Perbedaan Foto RAW dan JPEG dalam Fotografi Digital
Pemahaman mengenai perbedaan foto RAW dan JPEG menjadi krusial, terutama bagi fotografer yang ingin mengoptimalkan hasil gambar.
Penulis: Tribun Jogja | Editor: Joko Widiyarso
Ringkasan Berita:
- Format RAW menyimpan data sensor secara utuh untuk fleksibilitas maksimal, sementara JPEG menawarkan kepraktisan dengan file siap pakai.

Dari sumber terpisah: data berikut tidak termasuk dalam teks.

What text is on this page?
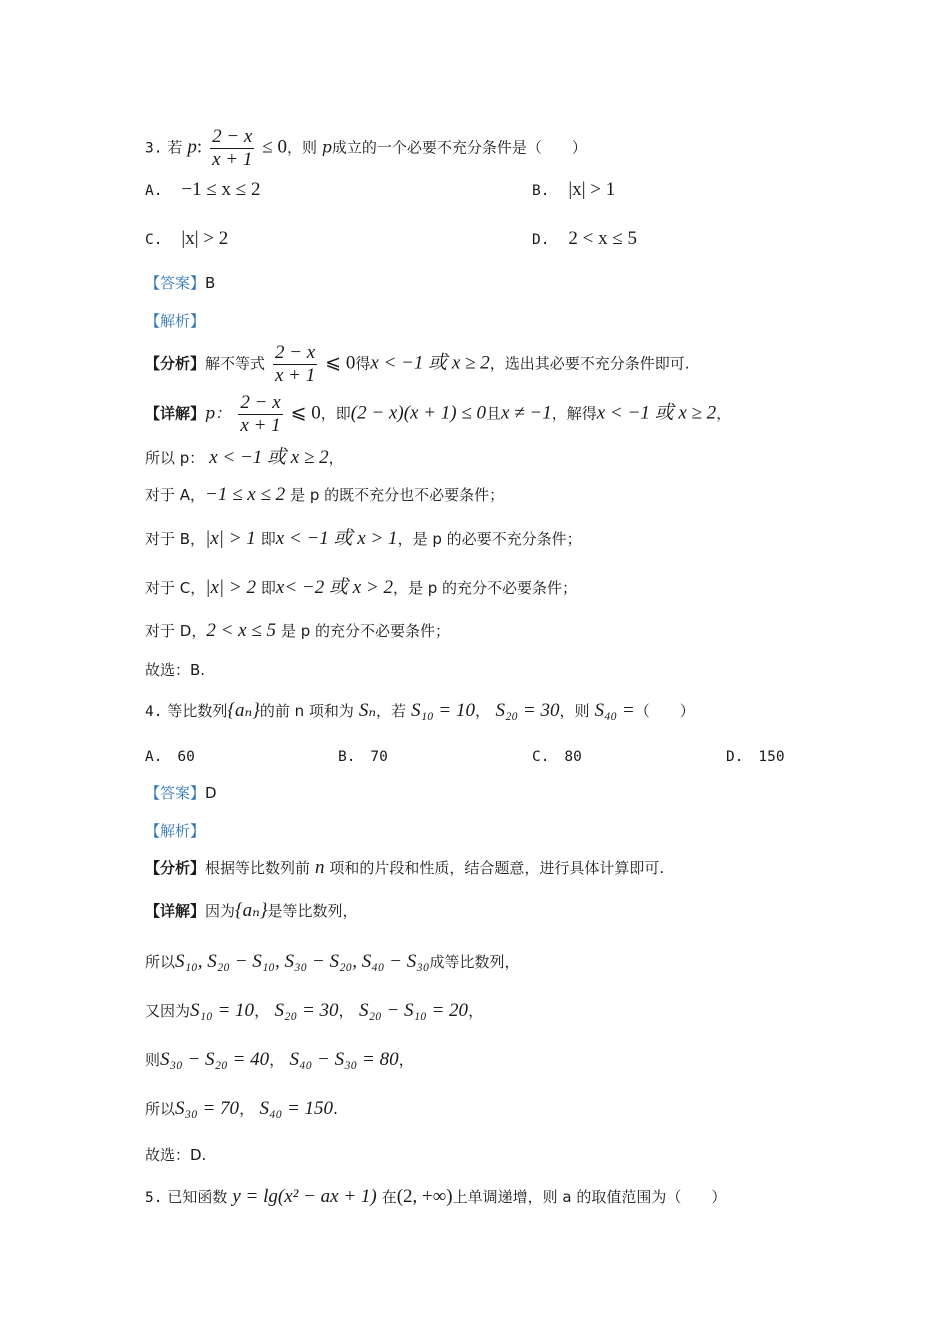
3. 若 p: $\frac{2 - x}{x + 1} \le 0$，则 p成立的一个必要不充分条件是（　　）
A. −1 ≤ x ≤ 2	B. |x| > 1
C. |x| > 2	D. 2 < x ≤ 5
【答案】B
【解析】
【分析】解不等式 $\frac{2 - x}{x + 1}$ ⩽ 0得x < −1 或 x ≥ 2，选出其必要不充分条件即可.
【详解】p： $\frac{2 - x}{x + 1}$ ⩽ 0，即(2 − x)(x + 1) ≤ 0且x ≠ −1，解得x < −1 或 x ≥ 2，
所以 p： x < −1 或 x ≥ 2，
对于 A，−1 ≤ x ≤ 2 是 p 的既不充分也不必要条件；
对于 B，|x| > 1 即x < −1 或 x > 1，是 p 的必要不充分条件；
对于 C，|x| > 2 即x< −2 或 x > 2，是 p 的充分不必要条件；
对于 D，2 < x ≤ 5 是 p 的充分不必要条件；
故选：B.
4. 等比数列{aₙ}的前 n 项和为 Sₙ，若 S₁₀ = 10， S₂₀ = 30，则 S₄₀ =（　　）
A. 60	B. 70	C. 80	D. 150
【答案】D
【解析】
【分析】根据等比数列前 n 项和的片段和性质，结合题意，进行具体计算即可.
【详解】因为{aₙ}是等比数列，
所以S₁₀, S₂₀ − S₁₀, S₃₀ − S₂₀, S₄₀ − S₃₀成等比数列，
又因为S₁₀ = 10， S₂₀ = 30， S₂₀ − S₁₀ = 20，
则S₃₀ − S₂₀ = 40， S₄₀ − S₃₀ = 80，
所以S₃₀ = 70， S₄₀ = 150.
故选：D.
5. 已知函数 y = lg(x² − ax + 1) 在(2, +∞)上单调递增，则 a 的取值范围为（　　）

- RAW unggul dalam hal detail, rentang dinamis, dan kebebasan editing, sedangkan JPEG lebih efisien dari sisi ukuran file, kecepatan kerja, dan distribusi foto.
- Pemilihan format RAW atau JPEG perlu disesuaikan dengan kebutuhan pemotretan, gaya kerja fotografer, serta tujuan akhir penggunaan foto.

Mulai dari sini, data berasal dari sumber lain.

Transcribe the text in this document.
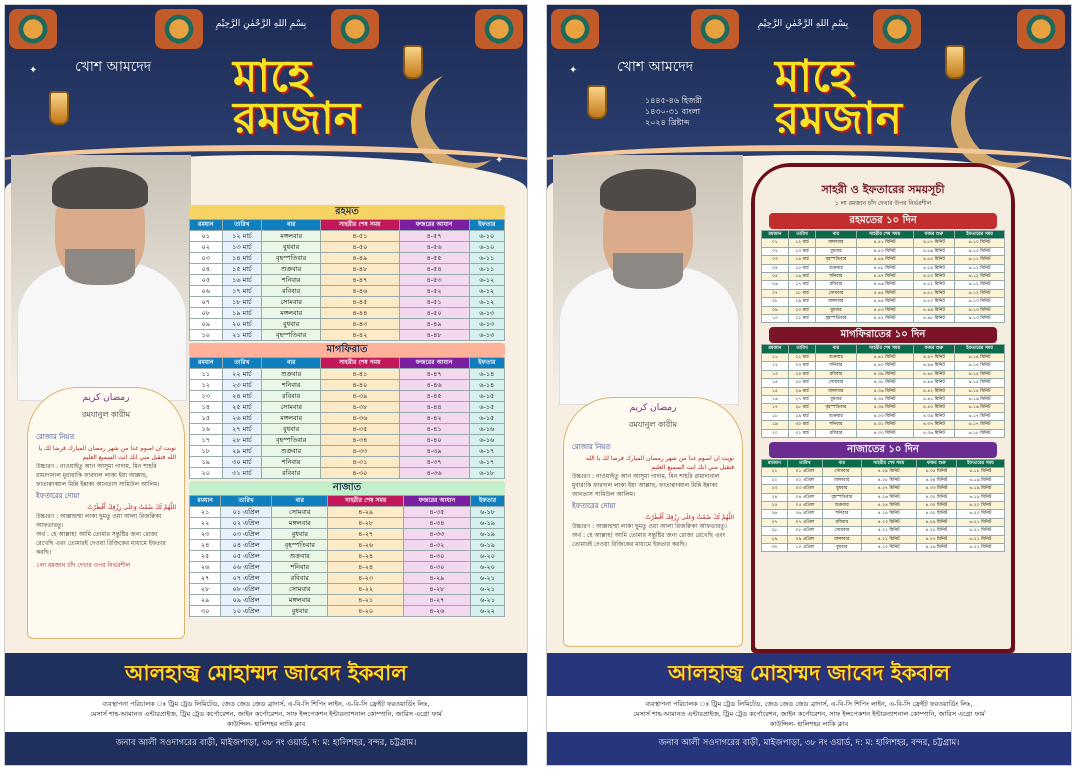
بِسْمِ اللهِ الرَّحْمٰنِ الرَّحِيْمِ
✦
✦
খোশ আমদেদ	মাহে
রমজান
رمضان كريم
রমযানুল কারীম
রোজার নিয়ত
نويت ان اصوم غدا من شهر رمضان المبارك فرضا لك يا الله فتقبل مني انك انت السميع العليم
উচ্চারণ : নাওয়াইতু আন আসুমা গাদাম, মিন শাহরি রামাদানাল মুবারাকি ফারদাল লাকা ইয়া আল্লাহু, ফাতাক্বাব্বাল মিন্নি ইন্নাকা আনতাস সামিউল আলিম।
ইফতারের দোয়া
اللَّهُمَّ لَكَ صُمْتُ وَعَلَى رِزْقِكَ أَفْطَرْتُ
উচ্চারণ : আল্লাহুম্মা লাকা ছুমতু ওয়া আলা রিজক্বিকা আফতারতু।
অর্থ : হে আল্লাহ! আমি তোমার সন্তুষ্টির জন্য রোজা রেখেছি এবং তোমারই দেওয়া রিজিকের মাধ্যমে ইফতার করছি।
১লা রমজান চাঁদ দেখার ওপর নির্ভরশীল
রহমত
রমযান	তারিখ	বার	সাহরীর শেষ সময়	ফজরের আযান	ইফতার
০১	১২ মার্চ	মঙ্গলবার	৪-৫১	৪-৫৭	৬-১০
০২	১৩ মার্চ	বুধবার	৪-৫০	৪-৫৬	৬-১০
০৩	১৪ মার্চ	বৃহস্পতিবার	৪-৪৯	৪-৫৫	৬-১১
০৪	১৫ মার্চ	শুক্রবার	৪-৪৮	৪-৫৪	৬-১১
০৫	১৬ মার্চ	শনিবার	৪-৪৭	৪-৫৩	৬-১২
০৬	১৭ মার্চ	রবিবার	৪-৪৬	৪-৫২	৬-১২
০৭	১৮ মার্চ	সোমবার	৪-৪৫	৪-৫১	৬-১২
০৮	১৯ মার্চ	মঙ্গলবার	৪-৪৪	৪-৫০	৬-১৩
০৯	২০ মার্চ	বুধবার	৪-৪৩	৪-৪৯	৬-১৩
১০	২১ মার্চ	বৃহস্পতিবার	৪-৪২	৪-৪৮	৬-১৩
মাগফিরাত
রমযান	তারিখ	বার	সাহরীর শেষ সময়	ফজরের আযান	ইফতার
১১	২২ মার্চ	শুক্রবার	৪-৪১	৪-৪৭	৬-১৪
১২	২৩ মার্চ	শনিবার	৪-৪০	৪-৪৬	৬-১৪
১৩	২৪ মার্চ	রবিবার	৪-৩৯	৪-৪৫	৬-১৫
১৪	২৫ মার্চ	সোমবার	৪-৩৮	৪-৪৪	৬-১৫
১৫	২৬ মার্চ	মঙ্গলবার	৪-৩৬	৪-৪২	৬-১৫
১৬	২৭ মার্চ	বুধবার	৪-৩৫	৪-৪১	৬-১৬
১৭	২৮ মার্চ	বৃহস্পতিবার	৪-৩৪	৪-৪০	৬-১৬
১৮	২৯ মার্চ	শুক্রবার	৪-৩৩	৪-৩৯	৬-১৭
১৯	৩০ মার্চ	শনিবার	৪-৩১	৪-৩৭	৬-১৭
২০	৩১ মার্চ	রবিবার	৪-৩০	৪-৩৬	৬-১৮
নাজাত
রমযান	তারিখ	বার	সাহরীর শেষ সময়	ফজরের আযান	ইফতার
২১	০১ এপ্রিল	সোমবার	৪-২৯	৪-৩৫	৬-১৮
২২	০২ এপ্রিল	মঙ্গলবার	৪-২৮	৪-৩৪	৬-১৯
২৩	০৩ এপ্রিল	বুধবার	৪-২৭	৪-৩৩	৬-১৯
২৪	০৪ এপ্রিল	বৃহস্পতিবার	৪-২৬	৪-৩২	৬-১৯
২৫	০৫ এপ্রিল	শুক্রবার	৪-২৪	৪-৩০	৬-২০
২৬	০৬ এপ্রিল	শনিবার	৪-২৪	৪-৩০	৬-২০
২৭	০৭ এপ্রিল	রবিবার	৪-২৩	৪-২৯	৬-২১
২৮	০৮ এপ্রিল	সোমবার	৪-২২	৪-২৮	৬-২১
২৯	০৯ এপ্রিল	মঙ্গলবার	৪-২১	৪-২৭	৬-২১
৩০	১০ এপ্রিল	বুধবার	৪-২০	৪-২৬	৬-২২
আলহাজ্ব মোহাম্মদ জাবেদ ইকবাল
ব্যবস্থাপনা পরিচালক ঃ ট্রিম ট্রেড লিমিটেড, জেড জেড জেড ব্রাদার্স, এ-বি-সি শিপিং লাইন, এ-বি-সি ফ্রেইট ফরওয়ার্ডিং লিঃ,
মেসার্স শাহ-আমানত এন্টারপ্রাইজ, ট্রিম ট্রেড কর্পোরেশন, জাইন কর্পোরেশন, সাফ ইন্সপেকশন ইন্টারন্যাশনাল কোম্পানি, জারিস এগ্রো ফার্ম
কাউন্সিল- হালিশহর লাকি ক্লাব
জনাব আলী সওদাগরের বাড়ী, মাইজপাড়া, ৩৮ নং ওয়ার্ড, দ: ম: হালিশহর, বন্দর, চট্টগ্রাম।
بِسْمِ اللهِ الرَّحْمٰنِ الرَّحِيْمِ
✦	খোশ আমদেদ
১৪৪৫-৪৬ হিজরী
১৪৩০-৩১ বাংলা
২০২৪ খ্রিষ্টাব্দ
মাহে
রমজান
رمضان كريم
রমযানুল কারীম
রোজার নিয়ত
نويت ان اصوم غدا من شهر رمضان المبارك فرضا لك يا الله فتقبل مني انك انت السميع العليم
উচ্চারণ : নাওয়াইতু আন আসুমা গাদাম, মিন শাহরি রামাদানাল মুবারাকি ফারদাল লাকা ইয়া আল্লাহু, ফাতাক্বাব্বাল মিন্নি ইন্নাকা আনতাস সামিউল আলিম।
ইফতারের দোয়া
اللَّهُمَّ لَكَ صُمْتُ وَعَلَى رِزْقِكَ أَفْطَرْتُ
উচ্চারণ : আল্লাহুম্মা লাকা ছুমতু ওয়া আলা রিজক্বিকা আফতারতু।
অর্থ : হে আল্লাহ! আমি তোমার সন্তুষ্টির জন্য রোজা রেখেছি এবং তোমারই দেওয়া রিজিকের মাধ্যমে ইফতার করছি।
সাহরী ও ইফতারের সময়সূচী
১ লা রমজান চাঁদ দেখার উপর নির্ভরশীল
রহমতের ১০ দিন
রমজান	তারিখ	বার	সাহরীর শেষ সময়	ফজর শুরু	ইফতারের সময়
০১	১২ মার্চ	মঙ্গলবার	৪.৫১ মিনিট	৪.৫৭ মিনিট	৬.১০ মিনিট
০২	১৩ মার্চ	বুধবার	৪.৫০ মিনিট	৪.৫৬ মিনিট	৬.১০ মিনিট
০৩	১৪ মার্চ	বৃহস্পতিবার	৪.৪৯ মিনিট	৪.৫৫ মিনিট	৬.১১ মিনিট
০৪	১৫ মার্চ	শুক্রবার	৪.৪৮ মিনিট	৪.৫৪ মিনিট	৬.১১ মিনিট
০৫	১৬ মার্চ	শনিবার	৪.৪৭ মিনিট	৪.৫৩ মিনিট	৬.১২ মিনিট
০৬	১৭ মার্চ	রবিবার	৪.৪৬ মিনিট	৪.৫২ মিনিট	৬.১২ মিনিট
০৭	১৮ মার্চ	সোমবার	৪.৪৫ মিনিট	৪.৫১ মিনিট	৬.১২ মিনিট
০৮	১৯ মার্চ	মঙ্গলবার	৪.৪৪ মিনিট	৪.৫০ মিনিট	৬.১৩ মিনিট
০৯	২০ মার্চ	বুধবার	৪.৪৩ মিনিট	৪.৪৯ মিনিট	৬.১৩ মিনিট
১০	২১ মার্চ	বৃহস্পতিবার	৪.৪২ মিনিট	৪.৪৮ মিনিট	৬.১৩ মিনিট
মাগফিরাতের ১০ দিন
রমজান	তারিখ	বার	সাহরীর শেষ সময়	ফজর শুরু	ইফতারের সময়
১১	২২ মার্চ	শুক্রবার	৪.৪১ মিনিট	৪.৪৭ মিনিট	৬.১৪ মিনিট
১২	২৩ মার্চ	শনিবার	৪.৪০ মিনিট	৪.৪৬ মিনিট	৬.১৪ মিনিট
১৩	২৪ মার্চ	রবিবার	৪.৩৯ মিনিট	৪.৪৫ মিনিট	৬.১৫ মিনিট
১৪	২৫ মার্চ	সোমবার	৪.৩৮ মিনিট	৪.৪৪ মিনিট	৬.১৫ মিনিট
১৫	২৬ মার্চ	মঙ্গলবার	৪.৩৬ মিনিট	৪.৪২ মিনিট	৬.১৫ মিনিট
১৬	২৭ মার্চ	বুধবার	৪.৩৫ মিনিট	৪.৪১ মিনিট	৬.১৬ মিনিট
১৭	২৮ মার্চ	বৃহস্পতিবার	৪.৩৪ মিনিট	৪.৪০ মিনিট	৬.১৬ মিনিট
১৮	২৯ মার্চ	শুক্রবার	৪.৩৩ মিনিট	৪.৩৯ মিনিট	৬.১৭ মিনিট
১৯	৩০ মার্চ	শনিবার	৪.৩১ মিনিট	৪.৩৭ মিনিট	৬.১৭ মিনিট
২০	৩১ মার্চ	রবিবার	৪.৩০ মিনিট	৪.৩৬ মিনিট	৬.১৮ মিনিট
নাজাতের ১০ দিন
রমজান	তারিখ	বার	সাহরীর শেষ সময়	ফজর শুরু	ইফতারের সময়
২১	০১ এপ্রিল	সোমবার	৪.২৯ মিনিট	৪.৩৫ মিনিট	৬.১৮ মিনিট
২২	০২ এপ্রিল	মঙ্গলবার	৪.২৮ মিনিট	৪.৩৪ মিনিট	৬.১৯ মিনিট
২৩	০৩ এপ্রিল	বুধবার	৪.২৭ মিনিট	৪.৩৩ মিনিট	৬.১৯ মিনিট
২৪	০৪ এপ্রিল	বৃহস্পতিবার	৪.২৬ মিনিট	৪.৩২ মিনিট	৬.১৯ মিনিট
২৫	০৫ এপ্রিল	শুক্রবার	৪.২৪ মিনিট	৪.৩০ মিনিট	৬.২০ মিনিট
২৬	০৬ এপ্রিল	শনিবার	৪.২৪ মিনিট	৪.৩০ মিনিট	৬.২০ মিনিট
২৭	০৭ এপ্রিল	রবিবার	৪.২৩ মিনিট	৪.২৯ মিনিট	৬.২১ মিনিট
২৮	০৮ এপ্রিল	সোমবার	৪.২২ মিনিট	৪.২৮ মিনিট	৬.২১ মিনিট
২৯	০৯ এপ্রিল	মঙ্গলবার	৪.২১ মিনিট	৪.২৭ মিনিট	৬.২১ মিনিট
৩০	১০ এপ্রিল	বুধবার	৪.২০ মিনিট	৪.২৬ মিনিট	৬.২২ মিনিট
আলহাজ্ব মোহাম্মদ জাবেদ ইকবাল
ব্যবস্থাপনা পরিচালক ঃ ট্রিম ট্রেড লিমিটেড, জেড জেড জেড ব্রাদার্স, এ-বি-সি শিপিং লাইন, এ-বি-সি ফ্রেইট ফরওয়ার্ডিং লিঃ,
মেসার্স শাহ-আমানত এন্টারপ্রাইজ, ট্রিম ট্রেড কর্পোরেশন, জাইন কর্পোরেশন, সাফ ইন্সপেকশন ইন্টারন্যাশনাল কোম্পানি, জারিস এগ্রো ফার্ম
কাউন্সিল- হালিশহর লাকি ক্লাব
জনাব আলী সওদাগরের বাড়ী, মাইজপাড়া, ৩৮ নং ওয়ার্ড, দ: ম: হালিশহর, বন্দর, চট্টগ্রাম।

TRIBUNJOGJA.COM - Dalam dunia fotografi digital, format file menjadi salah satu aspek penting yang kerap menentukan kualitas akhir sebuah foto.
Dua format yang paling umum digunakan oleh fotografer adalah RAW dan JPEG.

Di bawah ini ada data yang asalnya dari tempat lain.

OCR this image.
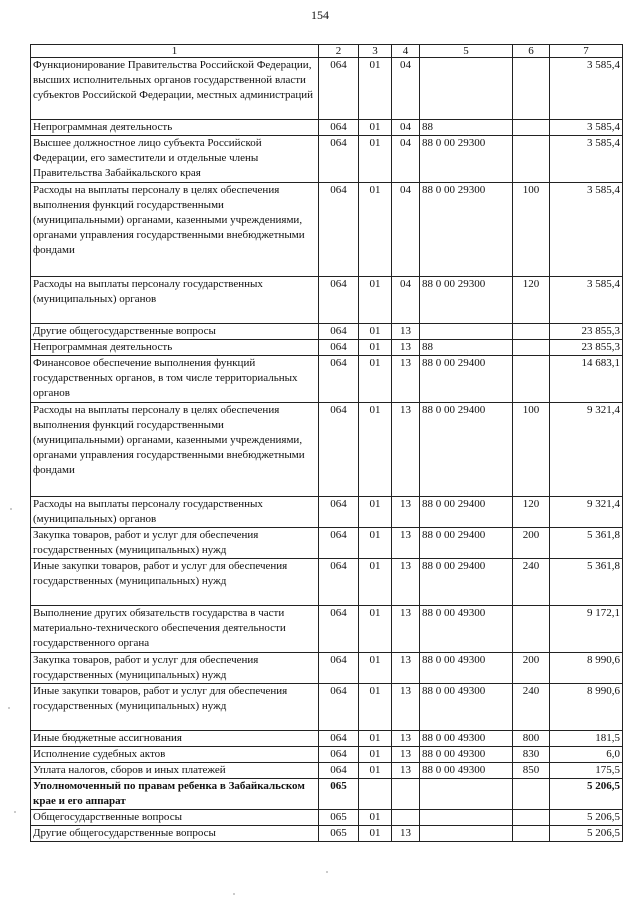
154
1	2	3	4	5	6	7
Функционирование Правительства Российской Федерации, высших исполнительных органов государственной власти субъектов Российской Федерации, местных администраций	064	01	04			3 585,4
Непрограммная деятельность	064	01	04	88		3 585,4
Высшее должностное лицо субъекта Российской Федерации, его заместители и отдельные члены Правительства Забайкальского края	064	01	04	88 0 00 29300		3 585,4
Расходы на выплаты персоналу в целях обеспечения выполнения функций государственными (муниципальными) органами, казенными учреждениями, органами управления государственными внебюджетными фондами	064	01	04	88 0 00 29300	100	3 585,4
Расходы на выплаты персоналу государственных (муниципальных) органов	064	01	04	88 0 00 29300	120	3 585,4
Другие общегосударственные вопросы	064	01	13			23 855,3
Непрограммная деятельность	064	01	13	88		23 855,3
Финансовое обеспечение выполнения функций государственных органов, в том числе территориальных органов	064	01	13	88 0 00 29400		14 683,1
Расходы на выплаты персоналу в целях обеспечения выполнения функций государственными (муниципальными) органами, казенными учреждениями, органами управления государственными внебюджетными фондами	064	01	13	88 0 00 29400	100	9 321,4
Расходы на выплаты персоналу государственных (муниципальных) органов	064	01	13	88 0 00 29400	120	9 321,4
Закупка товаров, работ и услуг для обеспечения государственных (муниципальных) нужд	064	01	13	88 0 00 29400	200	5 361,8
Иные закупки товаров, работ и услуг для обеспечения государственных (муниципальных) нужд	064	01	13	88 0 00 29400	240	5 361,8
Выполнение других обязательств государства в части материально-технического обеспечения деятельности государственного органа	064	01	13	88 0 00 49300		9 172,1
Закупка товаров, работ и услуг для обеспечения государственных (муниципальных) нужд	064	01	13	88 0 00 49300	200	8 990,6
Иные закупки товаров, работ и услуг для обеспечения государственных (муниципальных) нужд	064	01	13	88 0 00 49300	240	8 990,6
Иные бюджетные ассигнования	064	01	13	88 0 00 49300	800	181,5
Исполнение судебных актов	064	01	13	88 0 00 49300	830	6,0
Уплата налогов, сборов и иных платежей	064	01	13	88 0 00 49300	850	175,5
Уполномоченный по правам ребенка в Забайкальском крае и его аппарат	065					5 206,5
Общегосударственные вопросы	065	01				5 206,5
Другие общегосударственные вопросы	065	01	13			5 206,5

Keduanya hadir dengan karakter, fungsi, serta keunggulan yang berbeda.
Pemahaman mengenai perbedaan foto RAW dan JPEG menjadi krusial, terutama bagi fotografer yang ingin mengoptimalkan hasil gambar sesuai kebutuhan pemotretan.
Seiring berkembangnya teknologi kamera digital, perdebatan mengenai format RAW vs JPEG terus berlangsung.
Sebagian fotografer mengandalkan JPEG karena kepraktisannya, sementara lainnya memilih RAW demi fleksibilitas pengolahan gambar.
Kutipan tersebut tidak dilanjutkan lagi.